The tribal craftsmen, on the other hand, use silver along with coins, glass beads, cowries, dried grass, seeds, and berries to fashion colorful and vibrant jewelleries. In Gujarat, there are ornaments for practically every part of the body-necklaces, earrings, nose-rings, hair ornaments, bracelets, bangles, amulets, waistbands, anklets and finger and toe rings. Silver jewellery is always in great demand with Rajkot and Ahmedabad being centres for silver ornaments. The women of Gujarat wear many necklaces, some of which stay close to the neck, others that go down to the waist, some with pendants, some with many strands, multiple rings on their fingers and toes and at least three different types of earrings all along the ear-lobe. For classic chunky tribal jewellery, people flock in Poshina, en route from Ahmedabad to Mt. Abu. Apart from these, the artificially embossed brass plant holders from North Gujarat have also gained popularity.
Besides jewellery, the metal craft of Gujarat flaunt items made out of iron. The articles made from iron are found in the former princely state of Saurashtra and Kachchh where descendants of the original court sword smiths and jewellers make fine beetle nut crackers, copper coated iron bells, knives and cutlery. Moreover, Gujarat is also notable for brass industry of Jamnagar. This is one of the largest brass industries in India and the famous silver engravings and ornaments from Kachchh and Rajkot are treasured here that are considered so archetypal of Gujarat metal craft.

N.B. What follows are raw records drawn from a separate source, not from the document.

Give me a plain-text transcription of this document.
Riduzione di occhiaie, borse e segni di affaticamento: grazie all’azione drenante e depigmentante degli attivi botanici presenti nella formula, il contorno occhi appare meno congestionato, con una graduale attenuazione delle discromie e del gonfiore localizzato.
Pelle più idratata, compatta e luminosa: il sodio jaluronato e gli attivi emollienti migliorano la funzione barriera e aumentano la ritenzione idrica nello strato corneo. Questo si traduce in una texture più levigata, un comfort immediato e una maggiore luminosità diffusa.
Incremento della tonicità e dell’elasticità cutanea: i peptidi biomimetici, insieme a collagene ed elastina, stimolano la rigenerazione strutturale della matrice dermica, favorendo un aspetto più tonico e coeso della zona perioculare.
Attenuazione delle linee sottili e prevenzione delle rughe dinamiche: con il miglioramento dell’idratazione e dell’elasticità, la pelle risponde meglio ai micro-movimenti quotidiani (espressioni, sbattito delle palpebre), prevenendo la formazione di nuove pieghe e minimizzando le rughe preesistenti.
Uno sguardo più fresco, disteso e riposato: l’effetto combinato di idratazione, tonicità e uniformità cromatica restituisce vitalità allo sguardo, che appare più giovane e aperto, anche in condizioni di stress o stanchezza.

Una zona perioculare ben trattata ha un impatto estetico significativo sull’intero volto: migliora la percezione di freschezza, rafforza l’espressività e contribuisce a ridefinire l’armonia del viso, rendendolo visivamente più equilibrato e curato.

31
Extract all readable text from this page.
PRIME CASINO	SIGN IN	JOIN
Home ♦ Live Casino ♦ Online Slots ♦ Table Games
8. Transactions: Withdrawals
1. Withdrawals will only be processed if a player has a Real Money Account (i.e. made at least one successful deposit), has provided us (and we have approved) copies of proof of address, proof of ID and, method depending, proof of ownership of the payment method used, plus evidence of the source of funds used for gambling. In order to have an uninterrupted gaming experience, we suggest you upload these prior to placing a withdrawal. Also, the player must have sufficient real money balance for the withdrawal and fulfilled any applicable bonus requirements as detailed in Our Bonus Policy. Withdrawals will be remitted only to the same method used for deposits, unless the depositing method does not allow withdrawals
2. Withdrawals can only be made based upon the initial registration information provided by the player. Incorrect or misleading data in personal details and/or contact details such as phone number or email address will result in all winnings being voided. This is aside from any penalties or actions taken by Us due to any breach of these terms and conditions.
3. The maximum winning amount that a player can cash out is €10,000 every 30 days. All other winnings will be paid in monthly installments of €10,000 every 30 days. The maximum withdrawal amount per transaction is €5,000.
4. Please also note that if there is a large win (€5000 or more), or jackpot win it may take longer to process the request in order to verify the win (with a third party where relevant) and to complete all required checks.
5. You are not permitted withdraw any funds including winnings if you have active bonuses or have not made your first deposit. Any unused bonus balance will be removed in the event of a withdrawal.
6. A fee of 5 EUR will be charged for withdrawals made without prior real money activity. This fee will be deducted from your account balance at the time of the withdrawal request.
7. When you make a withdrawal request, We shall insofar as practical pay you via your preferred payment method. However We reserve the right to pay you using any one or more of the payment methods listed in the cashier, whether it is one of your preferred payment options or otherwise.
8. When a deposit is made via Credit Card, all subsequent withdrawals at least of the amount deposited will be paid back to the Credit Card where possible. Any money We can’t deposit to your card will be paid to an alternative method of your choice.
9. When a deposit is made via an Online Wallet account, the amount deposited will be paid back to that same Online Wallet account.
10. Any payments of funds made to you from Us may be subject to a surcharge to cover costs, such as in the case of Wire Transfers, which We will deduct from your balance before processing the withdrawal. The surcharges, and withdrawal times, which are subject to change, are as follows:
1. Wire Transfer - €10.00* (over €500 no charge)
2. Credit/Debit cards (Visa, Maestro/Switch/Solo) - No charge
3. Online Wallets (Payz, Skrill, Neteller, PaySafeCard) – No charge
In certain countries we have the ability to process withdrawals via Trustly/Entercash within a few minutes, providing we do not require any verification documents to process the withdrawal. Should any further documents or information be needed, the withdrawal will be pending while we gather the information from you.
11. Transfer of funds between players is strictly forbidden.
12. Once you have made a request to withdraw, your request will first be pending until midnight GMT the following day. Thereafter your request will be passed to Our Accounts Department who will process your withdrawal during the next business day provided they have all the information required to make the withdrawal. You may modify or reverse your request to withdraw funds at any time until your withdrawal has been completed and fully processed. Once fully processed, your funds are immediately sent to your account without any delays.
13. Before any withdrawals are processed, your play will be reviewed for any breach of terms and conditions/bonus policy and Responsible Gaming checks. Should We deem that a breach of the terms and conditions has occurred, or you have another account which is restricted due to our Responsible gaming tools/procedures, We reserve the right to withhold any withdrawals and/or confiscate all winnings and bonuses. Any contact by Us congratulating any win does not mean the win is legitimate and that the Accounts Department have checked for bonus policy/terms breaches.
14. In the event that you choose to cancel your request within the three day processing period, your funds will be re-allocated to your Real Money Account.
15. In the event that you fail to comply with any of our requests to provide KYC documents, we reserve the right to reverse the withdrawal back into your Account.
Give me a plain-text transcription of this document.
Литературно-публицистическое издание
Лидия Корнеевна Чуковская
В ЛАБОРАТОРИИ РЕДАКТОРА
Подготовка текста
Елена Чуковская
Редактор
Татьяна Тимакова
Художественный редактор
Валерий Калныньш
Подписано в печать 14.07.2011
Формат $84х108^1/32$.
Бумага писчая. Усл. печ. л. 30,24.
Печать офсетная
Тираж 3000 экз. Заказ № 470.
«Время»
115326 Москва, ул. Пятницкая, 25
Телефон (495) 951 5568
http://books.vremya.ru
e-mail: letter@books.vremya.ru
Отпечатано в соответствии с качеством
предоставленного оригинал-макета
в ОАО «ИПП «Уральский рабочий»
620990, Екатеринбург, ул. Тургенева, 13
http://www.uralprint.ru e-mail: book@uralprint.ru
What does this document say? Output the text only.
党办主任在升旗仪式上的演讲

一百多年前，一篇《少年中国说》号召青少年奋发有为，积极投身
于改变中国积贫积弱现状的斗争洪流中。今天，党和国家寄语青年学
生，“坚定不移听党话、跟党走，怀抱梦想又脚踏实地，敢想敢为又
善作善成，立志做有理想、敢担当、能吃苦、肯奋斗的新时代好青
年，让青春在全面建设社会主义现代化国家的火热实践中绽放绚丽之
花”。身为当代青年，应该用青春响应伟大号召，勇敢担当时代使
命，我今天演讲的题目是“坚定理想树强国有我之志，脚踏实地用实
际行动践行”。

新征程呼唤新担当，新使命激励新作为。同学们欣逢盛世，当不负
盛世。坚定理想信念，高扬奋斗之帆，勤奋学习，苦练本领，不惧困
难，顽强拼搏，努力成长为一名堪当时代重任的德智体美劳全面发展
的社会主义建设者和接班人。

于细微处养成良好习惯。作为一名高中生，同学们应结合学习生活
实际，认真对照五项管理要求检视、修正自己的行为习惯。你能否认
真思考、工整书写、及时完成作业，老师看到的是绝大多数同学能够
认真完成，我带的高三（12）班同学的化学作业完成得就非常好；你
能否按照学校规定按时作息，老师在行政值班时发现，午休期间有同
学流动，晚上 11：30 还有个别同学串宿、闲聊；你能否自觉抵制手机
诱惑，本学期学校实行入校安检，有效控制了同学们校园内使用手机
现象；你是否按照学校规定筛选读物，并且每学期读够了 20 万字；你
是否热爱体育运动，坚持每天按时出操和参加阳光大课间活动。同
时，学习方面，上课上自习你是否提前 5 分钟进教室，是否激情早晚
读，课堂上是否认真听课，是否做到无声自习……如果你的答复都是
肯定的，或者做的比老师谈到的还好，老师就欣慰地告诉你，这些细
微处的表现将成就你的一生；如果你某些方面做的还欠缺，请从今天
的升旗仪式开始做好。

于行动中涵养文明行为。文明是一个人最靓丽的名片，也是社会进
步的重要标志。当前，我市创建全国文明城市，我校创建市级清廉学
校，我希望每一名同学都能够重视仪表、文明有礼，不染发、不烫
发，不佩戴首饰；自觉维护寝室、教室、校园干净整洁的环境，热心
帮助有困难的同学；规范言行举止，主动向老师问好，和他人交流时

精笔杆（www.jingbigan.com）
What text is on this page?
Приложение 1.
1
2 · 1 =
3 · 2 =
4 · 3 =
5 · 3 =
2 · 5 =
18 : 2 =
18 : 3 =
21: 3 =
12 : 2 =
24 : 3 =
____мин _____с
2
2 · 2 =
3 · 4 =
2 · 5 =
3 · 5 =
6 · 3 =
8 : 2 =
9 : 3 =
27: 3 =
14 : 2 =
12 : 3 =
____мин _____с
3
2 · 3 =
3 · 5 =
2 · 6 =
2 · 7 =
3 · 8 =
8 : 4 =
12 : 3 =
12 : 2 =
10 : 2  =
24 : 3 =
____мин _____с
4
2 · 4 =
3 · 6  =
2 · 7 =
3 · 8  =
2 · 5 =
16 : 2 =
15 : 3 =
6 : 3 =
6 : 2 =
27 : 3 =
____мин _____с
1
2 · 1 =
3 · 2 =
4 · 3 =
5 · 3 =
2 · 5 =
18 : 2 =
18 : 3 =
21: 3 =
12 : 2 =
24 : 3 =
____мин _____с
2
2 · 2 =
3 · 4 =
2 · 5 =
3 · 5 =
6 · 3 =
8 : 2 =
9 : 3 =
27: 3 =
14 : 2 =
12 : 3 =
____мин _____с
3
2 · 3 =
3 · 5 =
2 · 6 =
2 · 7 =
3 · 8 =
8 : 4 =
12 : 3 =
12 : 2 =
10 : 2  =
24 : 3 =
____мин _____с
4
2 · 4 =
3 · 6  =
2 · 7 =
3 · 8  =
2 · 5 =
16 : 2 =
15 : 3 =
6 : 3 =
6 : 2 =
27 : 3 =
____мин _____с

The metal craft of Gujarat has excelled even in making metal utensils. The artisans of Gujarat create utensils with copper, brass and iron. Metal lamps, incense burners, boxes for storing betel leaf and nut, nutcrackers, large dowry containers, and votive figurines are other examples of metal work available in Gujarat. Before the introduction of brass, the use of bronze utensils was very common among the people of Gujarat. A wide variety of iron utensils and cutlery, knives and scissors are found in Anjar.
The metal crafts of Gujarat incorporate varied kinds of nutcrackers and religious and other figurines that are made to suit the purpose of superb souvenirs and gifts.